Agora ganhamos mais um cachorro e ele já acorda querendo vê-lo. Está se interessando pelo adestramento do Thor e do Barthy e acompanha nossos funcionários na organização da horta e do pomar. Chamamos o José de coronelzinho, pois adora inspecionar e dar ordens!
Realmente vivemos uma mudança radical em nossas vidas, a luta tem sido grande, mas temos feito tantos amigos e aliados que isso nos tem dado forças para continuar e mudar o que deve ser mudado.

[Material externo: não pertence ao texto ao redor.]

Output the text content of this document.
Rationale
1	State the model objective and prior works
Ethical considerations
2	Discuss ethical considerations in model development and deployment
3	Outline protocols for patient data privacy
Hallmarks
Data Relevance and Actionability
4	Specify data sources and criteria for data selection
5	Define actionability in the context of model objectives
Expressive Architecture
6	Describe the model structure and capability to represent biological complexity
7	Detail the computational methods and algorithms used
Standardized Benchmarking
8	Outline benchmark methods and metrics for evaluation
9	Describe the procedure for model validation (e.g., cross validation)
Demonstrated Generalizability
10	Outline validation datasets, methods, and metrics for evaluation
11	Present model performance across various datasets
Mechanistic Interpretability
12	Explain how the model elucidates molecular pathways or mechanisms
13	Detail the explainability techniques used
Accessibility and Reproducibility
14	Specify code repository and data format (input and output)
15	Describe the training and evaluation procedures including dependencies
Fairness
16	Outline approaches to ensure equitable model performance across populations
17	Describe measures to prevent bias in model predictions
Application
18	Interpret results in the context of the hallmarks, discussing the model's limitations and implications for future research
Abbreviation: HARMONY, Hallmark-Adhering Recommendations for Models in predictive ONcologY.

Narli Blanco Resende Pinto de Souza, mãe de José e muito feliz com suas aventuras
Serviço
Colônia de Férias Spaço Speranza
Responsáveis: Dr.ª Denise e Sr. Ernani
Local: Miguel Pereira- região serrana próxima ao Rio de Janeiro
Site http://www.spacosperanza.com/
Tel. (24) 2483-8081
1 Valéria Brandão Teixeira - Magé RJ
Excelente, sou Pedagoga da Rede Pública e percebemos a necessecida diária da inclusão, em minha escola não temos alunos com o mesmo grau de José, mas casos de perturbações mais leves, provocadas talvez pelo insucesso do aborto, drogas e outros, são constantes em nossa escola, mas tentamos a todo momento sanar o grau de dificuldade encontrada entre eles, temos a sala de recurso q/ funciona como um apoio ao aluno de inclusão, com jogos atividades extras são oferecidas p/ els, e assim vamos atuando, fazendo a parte um trabalho de resgatálos e incluílos numa sociedade onde o padrão social ainda é fundamental. Parabéns pelo trabalho.